When you start taking into account TV and radio listeners and now internet listeners, you can push the estimate as high as 15 million people. And those millions will lead millions and then billions more to Jesus — all from one man winning one other man to Jesus.
Ham’s actions during a single life ended up outliving him by generations and millions of other lives.
Even the worst, most painful life can shoot the world through with goodness, hope, and joy. Aleksandr Solzhenitsyn was a political prisoner in the Soviet Union, treated brutally and tortured. He was a man of pain whom many of us would think had virtually no chance to do anything that would reverberate into the future. After all, what makes it past concrete communist prison walls?
Solzhenitsyn, however, would persevere and go on to write “The Gulag Archipelago,” a book that helped bring freedom to millions and unlock the doors of the largest prison house of nations in history.
That’s why the cynics are wrong. No life has to be more pain than peace. Not a single one.
The pain may be frontloaded so that we experience it all well before the good we have sown does much sprouting, but isn’t that the nature of life? Farmers don’t sow a field with backbreaking pain, and when they don’t see little green sprouts shooting up the next day think, “What a waste — my back is killing me, and I’ve got nothing to show for it.”
No, they see the season through, till those backbreaking months of work yield a crop that feeds the farmer and his neighbors through the winter.
That’s what we have to do. We plant while we’re alive. We may begin to harvest some before we die, but the harvest will continue after … if we planted and planted well.
So what does any of this matter on a daily basis? Life still hurts, right? Yep, I’m right there with you. I’ve got one of the bad ones — one of the black holes in my past.
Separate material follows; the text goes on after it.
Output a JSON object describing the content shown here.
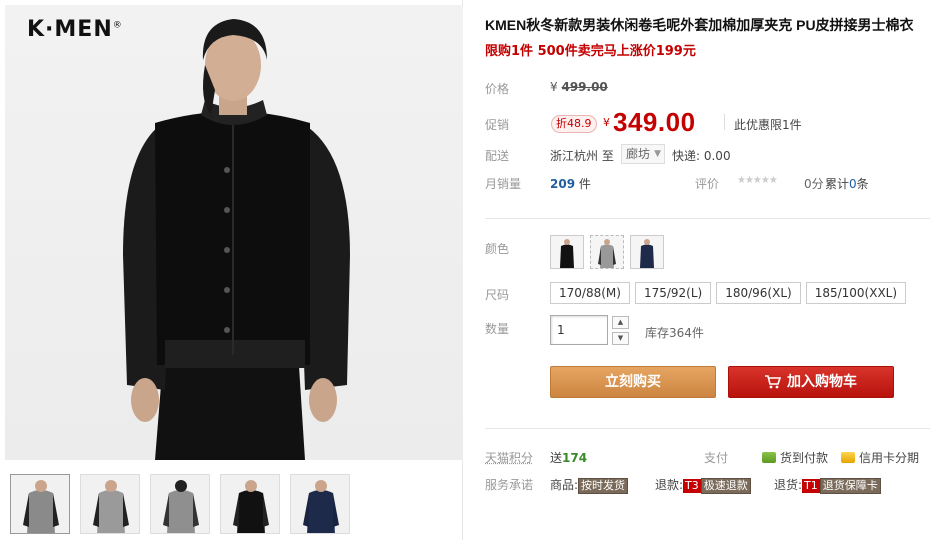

But pain be damned, there is absolutely nothing preventing each of us from beginning to sow those little seeds that will grow and be harvested as peace and comfort after we’re long gone.
The best seed, of course, is to share the Gospel. Each soul is of infinite worth because the infinite God of the universe loves each soul. And those who know Jesus are destined for an eternity of joy. If you want something to crush the weight of pain in the long run, that’s it.
But we can and should sow additional things, and those come naturally to the Spirit-filled Christian, by the way. Being kind to someone, comforting another person, helping the poor with something more than your money — all of those things set off reverberations.
Sacrificing yourself. Taking little pieces of yourself and planting them with others, knowing that those sacrifices will bear fruit according to the immutable laws of the harvest: You harvest what you sow, more than you sow, and later than you sow.
Next time the darkness comes, and you think “It would be better to have never been,” remember that we can’t judge the crop 24 hours after we planted it. It takes lots of time — more time than any of us has in this world.
In the meantime, do not — do not — deprive future generations of the good God meant for you to bring to them. Sow the seeds. Cultivate good, true, wholesome things that will continue to ring even into eternity and outweigh any pain that came during our short lives on this earth.
As the Apostle Paul said, “I consider that our present sufferings are not worth comparing with the glory that will be revealed.” Don’t give up.